How DFX elicit ROS production remains to be mechanistically defined. Other studies reported that DFX treatment induces enhanced ROS production [42, 43]. This would appear counter-intuitive since iron load is a well-known ROS-generating condition [44]. Since other iron-chelating drugs, such as DFO, do not induce ROS generation [16], this would rule out the effect induced by DFX as dependent on its iron-chelating activity. However, it is also possible that given the higher affinity to iron and lipophilicity of DFX, its effect could be linked to selective sequestration of weakly bound iron from redox active oxidoreductases in intracellular compartments (Fig. 7). Notably, in the present study, we found a specific induction of superoxide anion in mitochondria.

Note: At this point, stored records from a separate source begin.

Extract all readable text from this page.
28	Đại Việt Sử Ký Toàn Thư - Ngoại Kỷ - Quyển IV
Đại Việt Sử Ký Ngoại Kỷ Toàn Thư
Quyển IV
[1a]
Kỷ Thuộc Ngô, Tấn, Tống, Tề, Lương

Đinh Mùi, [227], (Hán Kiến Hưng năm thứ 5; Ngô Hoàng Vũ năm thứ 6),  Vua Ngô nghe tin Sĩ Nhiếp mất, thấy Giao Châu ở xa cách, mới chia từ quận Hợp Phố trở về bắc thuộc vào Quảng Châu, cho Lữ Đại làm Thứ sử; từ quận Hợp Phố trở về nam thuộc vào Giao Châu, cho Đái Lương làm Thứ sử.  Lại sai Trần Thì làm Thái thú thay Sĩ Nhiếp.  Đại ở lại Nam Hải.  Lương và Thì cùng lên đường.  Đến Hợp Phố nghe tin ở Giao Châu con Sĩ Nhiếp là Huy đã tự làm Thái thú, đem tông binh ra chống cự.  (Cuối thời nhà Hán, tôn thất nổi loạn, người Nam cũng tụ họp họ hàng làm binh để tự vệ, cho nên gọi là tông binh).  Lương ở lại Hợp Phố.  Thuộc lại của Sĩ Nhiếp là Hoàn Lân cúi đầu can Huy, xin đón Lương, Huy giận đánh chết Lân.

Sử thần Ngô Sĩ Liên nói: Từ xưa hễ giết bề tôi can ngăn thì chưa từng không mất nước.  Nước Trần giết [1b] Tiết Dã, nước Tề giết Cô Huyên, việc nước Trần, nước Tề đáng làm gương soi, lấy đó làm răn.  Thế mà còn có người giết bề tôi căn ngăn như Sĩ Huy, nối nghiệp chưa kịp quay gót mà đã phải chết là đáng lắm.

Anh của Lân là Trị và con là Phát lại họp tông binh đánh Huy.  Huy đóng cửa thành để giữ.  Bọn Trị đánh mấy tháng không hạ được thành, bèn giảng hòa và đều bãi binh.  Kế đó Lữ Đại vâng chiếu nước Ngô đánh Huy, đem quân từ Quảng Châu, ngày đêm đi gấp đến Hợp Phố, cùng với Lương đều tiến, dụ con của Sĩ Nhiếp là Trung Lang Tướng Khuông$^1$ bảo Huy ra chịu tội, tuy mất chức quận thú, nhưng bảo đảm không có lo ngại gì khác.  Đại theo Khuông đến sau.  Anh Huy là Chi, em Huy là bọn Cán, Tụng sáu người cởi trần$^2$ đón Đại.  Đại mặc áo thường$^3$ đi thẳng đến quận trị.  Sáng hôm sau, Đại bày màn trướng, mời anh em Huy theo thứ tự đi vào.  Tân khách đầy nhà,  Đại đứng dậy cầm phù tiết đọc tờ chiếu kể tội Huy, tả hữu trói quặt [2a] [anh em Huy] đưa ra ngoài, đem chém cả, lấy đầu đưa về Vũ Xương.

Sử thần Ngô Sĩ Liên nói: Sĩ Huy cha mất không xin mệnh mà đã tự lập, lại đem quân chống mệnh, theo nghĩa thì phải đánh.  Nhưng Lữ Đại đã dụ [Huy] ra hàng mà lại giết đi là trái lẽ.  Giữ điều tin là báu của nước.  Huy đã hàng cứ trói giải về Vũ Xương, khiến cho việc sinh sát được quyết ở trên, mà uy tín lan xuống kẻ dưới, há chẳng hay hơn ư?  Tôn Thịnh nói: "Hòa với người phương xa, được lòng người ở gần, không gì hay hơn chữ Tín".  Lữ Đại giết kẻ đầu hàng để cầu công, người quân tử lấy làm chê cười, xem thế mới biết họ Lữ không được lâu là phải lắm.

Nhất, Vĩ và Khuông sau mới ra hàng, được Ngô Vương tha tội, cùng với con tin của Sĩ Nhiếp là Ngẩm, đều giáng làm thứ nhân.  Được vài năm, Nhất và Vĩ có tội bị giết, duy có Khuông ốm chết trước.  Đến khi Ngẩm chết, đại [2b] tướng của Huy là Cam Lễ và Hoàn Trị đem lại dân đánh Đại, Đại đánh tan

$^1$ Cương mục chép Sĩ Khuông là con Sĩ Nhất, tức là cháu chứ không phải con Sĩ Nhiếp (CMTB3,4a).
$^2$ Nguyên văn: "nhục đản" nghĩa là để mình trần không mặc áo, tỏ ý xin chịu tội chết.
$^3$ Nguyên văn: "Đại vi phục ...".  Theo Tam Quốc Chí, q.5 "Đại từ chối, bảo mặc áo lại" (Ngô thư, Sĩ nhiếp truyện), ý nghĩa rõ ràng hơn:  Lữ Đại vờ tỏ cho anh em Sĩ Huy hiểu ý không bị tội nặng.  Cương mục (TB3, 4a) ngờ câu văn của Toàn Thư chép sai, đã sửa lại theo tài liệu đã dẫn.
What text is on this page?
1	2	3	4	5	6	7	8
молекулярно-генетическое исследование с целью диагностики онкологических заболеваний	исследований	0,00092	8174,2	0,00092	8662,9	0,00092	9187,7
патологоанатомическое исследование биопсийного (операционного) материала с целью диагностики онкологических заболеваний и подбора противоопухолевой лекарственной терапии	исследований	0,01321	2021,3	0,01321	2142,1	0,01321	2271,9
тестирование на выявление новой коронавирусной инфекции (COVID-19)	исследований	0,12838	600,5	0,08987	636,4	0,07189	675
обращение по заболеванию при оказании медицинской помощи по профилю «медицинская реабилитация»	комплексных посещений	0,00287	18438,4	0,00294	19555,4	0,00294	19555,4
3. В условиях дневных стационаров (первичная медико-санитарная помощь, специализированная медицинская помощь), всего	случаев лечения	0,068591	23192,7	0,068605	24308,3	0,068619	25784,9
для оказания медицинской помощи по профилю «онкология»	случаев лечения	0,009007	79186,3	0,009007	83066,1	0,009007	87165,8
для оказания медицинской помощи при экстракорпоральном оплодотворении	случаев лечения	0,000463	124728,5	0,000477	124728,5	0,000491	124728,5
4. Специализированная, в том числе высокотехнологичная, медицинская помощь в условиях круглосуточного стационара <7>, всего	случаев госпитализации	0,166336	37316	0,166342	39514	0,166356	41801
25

In a recent study, it was found that iron chelation impairs iron-sulfur (Fe-S) cluster biogenesis which in turn results in defective functioning of Fe-S clusters contained in the respiratory chain complexes [45].

Conclusions

In conclusion, we demonstrated that DFX treatment is able to influence differentiation processes both in healthy haematopoietic CD34+ stem/progenitor cells and in leukemia cell models, thus suggesting a general mechanism of action. A limit of our study is the lack of validation in MDS or leukemia patients but the strong heterogeneity of samples did not allow to describe a common model. However, the understanding of the molecular mechanism underlying the haematological response by DFX would enable to predict a patient’s ability to respond to the drug, to extend the treatment to patients for whom iron chelation therapy is not recommended or to anticipate the start of treatment, regardless of the iron overload.